• Stouffville reported a $2.5 million mid-year operating budget surplus as of June 25, 2025.
  • Investment income of $1.2 million exceeded expectations, boosting revenues.
  • Automated Speed Enforcement penalties appear to have significantly contributed to growth in fine revenues.
  • Continued development slowdown led to reduced fees and unfavourable department variances.
  • Capital funding from development charges also lags well behind forecasts.
  • $7 million has been spent on Stouffville’s $78.8 million 2025 capital program.

 

As of June 25, Stouffville is reporting a $2.5 million favourable variance in its tax-supported operating budget, with about half of the Town’s annual budget spent at the mid-year point. The second-quarter results were presented in a report to Council on Sept. 3, its first meeting after the summer recess.

The surplus was driven largely by $1.2 million in investment income. Those revenues “significantly exceeded budget expectations,” the report states, with realized gains reinvested into Stouffville’s portfolio. “It is important to note that these results were largely influenced by current market factors and are not anticipated to reoccur at the same level in future quarters,” Staff wrote.

Additionally, Stouffville reported an expected rise in fine revenues following implementation of its Automated Speed Enforcement (ASE) program. Municipal fines also include ticketed by-law infractions and are recorded under the Corporate Services department, which showed a favourable variance of nearly $2 million.

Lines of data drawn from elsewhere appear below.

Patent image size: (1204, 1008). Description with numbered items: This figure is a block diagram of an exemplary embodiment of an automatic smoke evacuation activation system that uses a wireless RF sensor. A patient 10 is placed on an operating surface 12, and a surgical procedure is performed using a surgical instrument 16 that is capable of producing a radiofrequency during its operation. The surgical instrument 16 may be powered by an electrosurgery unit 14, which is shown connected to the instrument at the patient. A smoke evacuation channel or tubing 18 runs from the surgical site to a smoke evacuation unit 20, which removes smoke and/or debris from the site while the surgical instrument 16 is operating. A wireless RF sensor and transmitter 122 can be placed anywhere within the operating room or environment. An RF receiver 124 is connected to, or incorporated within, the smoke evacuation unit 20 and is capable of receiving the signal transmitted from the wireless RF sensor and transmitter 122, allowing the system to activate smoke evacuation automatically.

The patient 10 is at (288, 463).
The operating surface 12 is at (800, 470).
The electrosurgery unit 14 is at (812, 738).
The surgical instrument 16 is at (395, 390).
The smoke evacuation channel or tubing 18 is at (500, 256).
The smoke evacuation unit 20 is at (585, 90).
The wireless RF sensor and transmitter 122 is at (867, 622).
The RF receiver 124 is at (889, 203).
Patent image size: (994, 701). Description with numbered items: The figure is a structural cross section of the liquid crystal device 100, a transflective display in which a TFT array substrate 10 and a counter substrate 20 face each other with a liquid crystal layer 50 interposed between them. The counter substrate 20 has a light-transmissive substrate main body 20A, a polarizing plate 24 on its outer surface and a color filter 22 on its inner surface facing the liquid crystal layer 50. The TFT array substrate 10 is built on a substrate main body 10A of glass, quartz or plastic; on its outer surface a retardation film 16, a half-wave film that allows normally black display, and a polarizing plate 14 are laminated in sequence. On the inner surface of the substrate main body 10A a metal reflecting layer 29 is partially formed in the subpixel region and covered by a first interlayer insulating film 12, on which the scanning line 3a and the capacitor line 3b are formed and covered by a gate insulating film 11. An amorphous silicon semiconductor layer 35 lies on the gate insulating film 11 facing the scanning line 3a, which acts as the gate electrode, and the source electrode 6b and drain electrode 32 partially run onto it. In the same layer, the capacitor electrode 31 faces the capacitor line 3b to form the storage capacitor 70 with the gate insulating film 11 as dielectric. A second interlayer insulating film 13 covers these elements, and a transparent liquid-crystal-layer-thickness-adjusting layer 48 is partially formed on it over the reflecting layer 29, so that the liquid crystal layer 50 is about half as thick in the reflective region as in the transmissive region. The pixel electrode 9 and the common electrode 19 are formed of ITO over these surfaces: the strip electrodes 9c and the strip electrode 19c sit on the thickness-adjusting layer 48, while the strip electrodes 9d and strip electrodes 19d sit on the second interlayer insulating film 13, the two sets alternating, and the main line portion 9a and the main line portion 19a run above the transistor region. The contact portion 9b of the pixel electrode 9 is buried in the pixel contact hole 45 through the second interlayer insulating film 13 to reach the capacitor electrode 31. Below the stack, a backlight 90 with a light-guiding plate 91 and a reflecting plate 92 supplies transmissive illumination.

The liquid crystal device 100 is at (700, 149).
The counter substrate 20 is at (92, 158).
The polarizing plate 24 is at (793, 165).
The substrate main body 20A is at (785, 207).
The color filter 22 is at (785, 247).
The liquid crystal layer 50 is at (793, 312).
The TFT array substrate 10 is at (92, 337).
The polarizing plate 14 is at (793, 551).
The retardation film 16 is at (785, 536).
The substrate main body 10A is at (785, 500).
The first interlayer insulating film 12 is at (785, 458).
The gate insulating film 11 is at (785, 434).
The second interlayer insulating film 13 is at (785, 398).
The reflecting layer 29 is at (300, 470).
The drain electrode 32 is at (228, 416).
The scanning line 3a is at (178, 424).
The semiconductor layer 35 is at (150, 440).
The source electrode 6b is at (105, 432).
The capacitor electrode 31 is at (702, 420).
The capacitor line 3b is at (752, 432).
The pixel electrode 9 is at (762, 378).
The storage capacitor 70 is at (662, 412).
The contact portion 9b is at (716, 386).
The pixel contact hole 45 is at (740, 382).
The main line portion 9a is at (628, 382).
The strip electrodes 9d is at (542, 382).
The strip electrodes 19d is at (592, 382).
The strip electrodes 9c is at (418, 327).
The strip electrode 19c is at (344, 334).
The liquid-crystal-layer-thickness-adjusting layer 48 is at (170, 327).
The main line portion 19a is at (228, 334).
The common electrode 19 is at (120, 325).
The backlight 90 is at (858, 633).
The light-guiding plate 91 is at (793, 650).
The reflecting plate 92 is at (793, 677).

The Town declined to comment on specific fine amounts, noting ASE revenues will be disclosed in a mid-year report coming next month. Corporate Services includes the By-law, Information Technology, Legislative, and Adjudication Services divisions, where reduced salary costs from vacancies and delayed hiring contributed to the positive variance.

Progress has also been made in collecting overdue property taxes. In the first two quarters, Stouffville recovered $4.53 million from 2024 levies and $4.75 million from 2023 and prior years. About $10 million in arrears from 2024 and earlier remain outstanding.

Stronger-than-expected results were partially offset by a slowdown in development and related construction activity. Associated user fees came in below budget, with Development Services, Building, and Engineering and Public Works showing unfavourable variances of $484,400, $410,000, and $641,600, respectively.

Stouffville is also contending with deficits in its Water and Wastewater departments, where costs continue to exceed current user rates. According to the report, the concern remains “under review” and Staff are developing options to address the imbalance.

Weaker development activity is further reducing the Town’s ability to collect development charges (DCs), which help fund capital projects. Stouffville collected $1.35 million in DCs through Q2, including $1.194 million from nearly 135,000 square feet of new non-residential floor space. That represents just over half of the 241,243 square feet expected through 2025.

Only seven new residential units were built through Q2, bringing in $156,000 in DCs. The Town’s most recent DC Background Study, drafted before the current housing slowdown, had forecast 578 units and $17.6 million in residential DC revenue for 2025.

The 2025 $78.8 million capital program includes $39.2 million in new projects and $39.6 million carried forward from previous years. Just over $7 million has been spent so far this year, the report noted, though “$20.7 million of the carried forward projects are related to either front-ended agreements or outstanding payments for developers’ claims.”

“These [financial reports] are simply figures at a very specific moment in time,” Ward 2 Councillor Maurice Smith highlighted during Council’s meeting, noting that numbers can change the day after quarterly reports are issued.